Is there a way to get a more detailed description of how the measurements Jacobian matrix H_n is calculated?

Thank you!

mbrossar commented 4 years ago

Hi,

I upload some lines about that in a PDF file with LaTeX equations here. The main idea is to linearize the measurement residual similarly as in a EKF.

Your pendulum like looks interesting, and for me the motion assumption is "no velocity along the direction of the cable" (it may be what you said).

Do not hesitate if you have question about that, I can extend the document.

Martin

shaibagon commented 4 years ago

Thank you!
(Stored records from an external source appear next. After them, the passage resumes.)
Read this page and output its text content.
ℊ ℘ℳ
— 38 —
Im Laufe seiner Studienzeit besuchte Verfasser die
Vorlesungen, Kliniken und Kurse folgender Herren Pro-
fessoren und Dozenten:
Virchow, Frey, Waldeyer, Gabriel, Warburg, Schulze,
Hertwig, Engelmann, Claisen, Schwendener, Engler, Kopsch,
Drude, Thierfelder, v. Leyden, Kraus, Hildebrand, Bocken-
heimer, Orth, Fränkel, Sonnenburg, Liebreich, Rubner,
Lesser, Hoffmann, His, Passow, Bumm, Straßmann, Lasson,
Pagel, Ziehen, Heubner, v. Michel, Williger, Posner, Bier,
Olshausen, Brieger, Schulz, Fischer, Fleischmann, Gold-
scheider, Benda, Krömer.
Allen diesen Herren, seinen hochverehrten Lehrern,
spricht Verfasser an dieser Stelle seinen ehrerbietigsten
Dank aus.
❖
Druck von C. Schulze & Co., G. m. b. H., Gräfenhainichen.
This is super helpful!

I will have to look into more carefully before I can continue.

Is there a reason why the "clean" acceleration and angular velocity are not part of the "state"?

mbrossar commented 4 years ago

Acceleration and angular velocity at timestep n are used during propagation at timestep n only. Adding acceleration and angular velocity in the state would just increase the size of the state error covariance (in that case).